Henwood vs Maloma Courier and another - Civil Case No. 1623/1995.


[9] Sapire CJ (as he then was) in the case of H.P. Enterprises (Pty) Ltd vs Nedbank (Swaziland) Limited, Civil case No. 788/1999 had this to say on the subject:


"A litigant seeking to involve the urgency procedures must make specific allegations of fact, which demonstrate that the observance of the normal procedures and time limits prescribed by the Rules will result in irreparable loss or irreversible deterioration to his prejudice in the situation giving rise to the litigation. The facts alleged must not be contrived, but must give a rise to a reasonable fear that if immediate relief is not afforded, irreparable harm will follow".

[10] It remains to be seen in casu whether the Applicant has fulfilled the above-cited requirements. The proof of whether these requirements have been met is on the Applicant's Founding affidavit.


[11] When one peruses the Applicant's Founding affidavit in an attempt to find the reasoiyTounding urgency, there is nowhere where the Applicant explicitly states why this matter is urgent. When one scrutinises the affidavit in an attempt to find reasons of urgency, one has come across the following paragraph 12.1.3 which states the following: "It is abundantly clear from the afore-going that the 1st and 2nd Respondents intend to sell the property without my consent for whatever reason and possibly defraud me of my only assets"


[12] The reasons why Applicant avers that she cannot be afforded a substantial redress in due course are found in paragraph 16 of her Founding affidavit as follows: "I am apprehensive that if the property in question is sold without my consent and the proceeds paid to the 1st Respondent he will defraud me of my share as to-date"


[13] On paragraph 12.1.3 (supra) it is my considered view that this paragraph does not satisfy the requirements of the Rule in the sense that the relief that is sought by the

Applicant is not to stop the sale per se, but it is for an order that the 1st and 2nd Respondents forthwith furnish her with a copy of the Deed of Sale. I agree with Mr. Magagula that the flaw with this is that there is no causal connection between the contents of this paragraph and the availability of the Deed of Sale. Furthermore, it would also appear to me that there is another flaw in the said paragraph in the sense that, in her own words she is relying on speculation. There is no allegation in her affidavits that the 1st Respondent intends to sell her share.

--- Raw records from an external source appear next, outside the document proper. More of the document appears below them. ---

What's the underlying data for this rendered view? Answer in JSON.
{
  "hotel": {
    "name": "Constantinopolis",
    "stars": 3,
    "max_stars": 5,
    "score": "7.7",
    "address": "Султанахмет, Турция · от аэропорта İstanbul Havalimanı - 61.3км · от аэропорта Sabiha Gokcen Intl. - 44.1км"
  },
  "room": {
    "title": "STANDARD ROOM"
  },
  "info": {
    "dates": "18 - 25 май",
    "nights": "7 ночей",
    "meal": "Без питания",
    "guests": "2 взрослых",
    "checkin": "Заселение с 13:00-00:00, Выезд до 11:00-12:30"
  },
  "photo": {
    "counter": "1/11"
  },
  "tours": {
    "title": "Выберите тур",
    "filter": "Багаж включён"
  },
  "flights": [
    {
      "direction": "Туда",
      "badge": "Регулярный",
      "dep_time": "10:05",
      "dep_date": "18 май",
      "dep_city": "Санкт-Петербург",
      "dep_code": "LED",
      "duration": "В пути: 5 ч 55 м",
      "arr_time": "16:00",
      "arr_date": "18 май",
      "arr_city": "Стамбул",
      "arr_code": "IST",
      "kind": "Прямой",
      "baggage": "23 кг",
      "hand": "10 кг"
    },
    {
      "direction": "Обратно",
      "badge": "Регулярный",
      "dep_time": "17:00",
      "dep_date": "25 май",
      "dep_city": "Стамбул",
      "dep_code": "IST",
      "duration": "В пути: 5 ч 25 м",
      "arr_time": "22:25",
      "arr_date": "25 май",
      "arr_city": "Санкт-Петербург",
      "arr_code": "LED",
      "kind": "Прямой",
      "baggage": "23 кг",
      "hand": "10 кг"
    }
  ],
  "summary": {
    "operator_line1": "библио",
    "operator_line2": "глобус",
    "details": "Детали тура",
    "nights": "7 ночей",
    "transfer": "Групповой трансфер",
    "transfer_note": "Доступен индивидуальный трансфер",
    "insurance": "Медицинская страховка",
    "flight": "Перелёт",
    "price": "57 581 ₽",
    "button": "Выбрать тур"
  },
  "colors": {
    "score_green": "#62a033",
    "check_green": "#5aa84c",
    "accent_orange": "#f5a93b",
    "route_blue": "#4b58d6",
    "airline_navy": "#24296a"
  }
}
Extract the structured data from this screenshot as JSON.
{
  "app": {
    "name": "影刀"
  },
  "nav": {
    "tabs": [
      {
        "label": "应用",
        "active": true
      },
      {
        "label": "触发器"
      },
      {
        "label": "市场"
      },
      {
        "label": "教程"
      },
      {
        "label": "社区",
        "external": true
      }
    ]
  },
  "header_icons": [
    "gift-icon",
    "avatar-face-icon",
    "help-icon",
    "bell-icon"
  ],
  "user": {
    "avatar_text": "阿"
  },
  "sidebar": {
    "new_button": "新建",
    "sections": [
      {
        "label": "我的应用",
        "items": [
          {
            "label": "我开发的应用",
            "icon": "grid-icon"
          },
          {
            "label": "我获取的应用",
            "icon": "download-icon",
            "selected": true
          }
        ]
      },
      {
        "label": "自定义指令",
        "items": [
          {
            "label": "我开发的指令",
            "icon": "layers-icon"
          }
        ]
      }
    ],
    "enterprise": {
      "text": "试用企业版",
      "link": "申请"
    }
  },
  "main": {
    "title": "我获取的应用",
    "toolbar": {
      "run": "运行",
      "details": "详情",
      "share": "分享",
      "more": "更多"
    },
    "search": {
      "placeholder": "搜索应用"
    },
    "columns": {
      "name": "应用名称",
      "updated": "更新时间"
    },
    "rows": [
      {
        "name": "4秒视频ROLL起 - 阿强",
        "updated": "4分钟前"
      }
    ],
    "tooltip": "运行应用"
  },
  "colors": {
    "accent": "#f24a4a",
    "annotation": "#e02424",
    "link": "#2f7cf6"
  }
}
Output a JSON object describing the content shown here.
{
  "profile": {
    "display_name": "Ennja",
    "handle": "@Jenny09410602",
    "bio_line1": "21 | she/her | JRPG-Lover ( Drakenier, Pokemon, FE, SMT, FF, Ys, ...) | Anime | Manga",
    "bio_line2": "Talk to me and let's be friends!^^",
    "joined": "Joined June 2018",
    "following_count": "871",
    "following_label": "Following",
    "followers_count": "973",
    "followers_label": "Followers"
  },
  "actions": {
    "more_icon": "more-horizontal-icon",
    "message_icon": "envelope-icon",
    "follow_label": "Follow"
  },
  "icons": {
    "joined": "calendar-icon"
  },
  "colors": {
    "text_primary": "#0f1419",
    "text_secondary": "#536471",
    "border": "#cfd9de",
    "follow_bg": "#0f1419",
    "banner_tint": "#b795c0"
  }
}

[14] On paragraph 16 stated above the difficulty with this averment is that the Applicant does not seek before this court that the sale be interdicted or stopped. Therefore according to her there is nothing wrong with the sale as such.


[15] Further, paragraphs 19, 20, 21 and 22 on urgency fall far too short in satisfying the exacting requirements of the rule and the reasons given in paragraphs 12.1.3 and 16 also apply in relation to these paragraphs.


[16] In view of the above therefore, it is my considered view that the Applicant has dismally failed to meet the peremptory requirements of the Rule as stated above and this court is unable to enrol the said application under the Rule. Therefore, it is not necessary to consider the other points raised in limine. I must also state en passant that it emerged during arguments that the Deed of Sale is in the possession of the Respondents and there are no objections in forwarding same to the Applicant.


[17] On the question of costs, it is my considered view that costs should follow the event.


[18] In the result, for the afore-going reasons the application is dismissed with costs (costs on the ordinary scale).